So my bike isn't charging. 76 cb550f. I checked the volts at the battery when the bike is off and got 12.2 Then I started the bike and let it warm up a minute and reved up the engine. When I did this i got 14 volts, but it didn't last.
This proves your bike IS charging!
After the Bike was good and warm it only read 12 volts and if I really revend it up like half throttle I got 13 volts.
12.2 Volts at rest shows your battery wasn't fully charged for the test. You can only verify the charging system with a FULLY CHARGED battery. The battery condition dominates the bikes system voltage. Reving the engine restored part of the battery's full capacity. But, you discontinued the run before it could acheive full charge (14.5 Volts). The alternator at idle RPM doesn't make enough power to operate the bike AND charge the battery. In fact, the battery depletes at idle causing the voltage to fall again, as demonstrated by your test numbers.

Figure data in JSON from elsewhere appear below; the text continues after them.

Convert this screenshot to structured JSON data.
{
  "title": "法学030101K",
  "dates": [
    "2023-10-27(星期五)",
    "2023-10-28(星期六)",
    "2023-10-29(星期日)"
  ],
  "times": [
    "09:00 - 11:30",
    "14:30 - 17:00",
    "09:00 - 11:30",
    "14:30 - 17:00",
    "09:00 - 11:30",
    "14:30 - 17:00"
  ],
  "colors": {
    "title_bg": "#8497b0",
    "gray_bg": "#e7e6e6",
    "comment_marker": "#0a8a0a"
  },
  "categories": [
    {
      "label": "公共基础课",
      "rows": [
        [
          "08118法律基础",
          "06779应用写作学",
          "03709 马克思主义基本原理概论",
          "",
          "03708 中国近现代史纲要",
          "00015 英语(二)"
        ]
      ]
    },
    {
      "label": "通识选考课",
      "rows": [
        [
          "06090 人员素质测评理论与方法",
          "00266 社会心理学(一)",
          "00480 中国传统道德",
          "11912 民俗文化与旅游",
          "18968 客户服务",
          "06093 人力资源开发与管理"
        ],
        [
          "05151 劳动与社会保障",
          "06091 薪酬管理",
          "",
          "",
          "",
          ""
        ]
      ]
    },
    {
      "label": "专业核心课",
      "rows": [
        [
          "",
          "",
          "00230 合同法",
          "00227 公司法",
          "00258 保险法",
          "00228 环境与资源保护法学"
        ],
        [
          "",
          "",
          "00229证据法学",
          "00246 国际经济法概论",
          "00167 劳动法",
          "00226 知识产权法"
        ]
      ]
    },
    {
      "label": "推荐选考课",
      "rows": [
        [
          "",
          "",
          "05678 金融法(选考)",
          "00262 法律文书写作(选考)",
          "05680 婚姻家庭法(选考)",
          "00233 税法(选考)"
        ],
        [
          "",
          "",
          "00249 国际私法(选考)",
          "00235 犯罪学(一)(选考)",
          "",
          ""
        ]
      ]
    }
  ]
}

I couldn't figure out how to check the ohms at my regulator so I checked it in volts. Nothing at first so I thought I had a bad ground so i tried a different place on the frame, still nothing. Then I connected the negative on my tester to the negative battery post and the postive on the tester to the 3 different leads on the regulator. On the white and black I got 10 volts. On the green i got in the negatives. After this I was able to ground the tester on the frame and get a reading. I'm not sure if that some how gave the regulator a jump or something.
All the regulator does is control the voltage going to the alternator field. Three wires on the regulator, Black = Bike system voltage 12 or more volts, Green = system return/battery minus. And, the white wire feeds power to the alternator field. The white wire should have the bike's system voltage unless it get's up to 14.5 volts (battery at full charge). Then the regulator inserts a 10 ohm resistor in the path to the alternator field that will lower the alternator output, dropping the voltage about 1 volt. However, this can oscillate and some meters will display an average of what that line actually is because it becomes an AC component on a DC voltage level. You can temporarily bypass the VREG by jumpering the Black and white wires. Then the alternatator will provide full output depending on RPM and bike system voltage.
Remember, you will have to have the alternator spining at 2-3K RPM for it to develop charging power. You will eventually damage a fully chraged battery by giving it more than 14.5 volts for a long duration of time.
If you truly have 10 V at your regulator Black wire and your battery is reading 12-13V, then your bike's wiring in losing 2 volts in the pathway. A reduction like this WILL diminish the alternator output capability as it expects to get 12V or more for full output (depending on RPM, too).
My rectifier had 6 volts on the wires that gave me a reading.
Not sure this is believable. What wires? The red/wht and green wires had 6V across them? But, you had 12 or more volts at the battery? The Red wire, Red/white and the battery Plus should all be the same potential. Best to track down a problem in that connectivity.
Also, don't know if it's related but my main fuse in the fuse pannel gets really hot once the bike warms up.
Fuse clip corrosion or a poor connection on the back of that panel are likely culprits. When new, these clips looked very bright shiny and a very light gold in color. IF they are dull and brown, they are corroded. And, the corrosion reistance generates heat. The heat can also destrory the metal temper and reduce the spring contact force applied to the fuse. This also increases the resitance. The heat CAN melt the fuse.
Fuse clip corrosion is also an indicator that ALL the other connectors in the bike's wiring system have corroded, too. Connector corrosion is lost lost energy expended as heat, and corresponding voltage loss across each connector.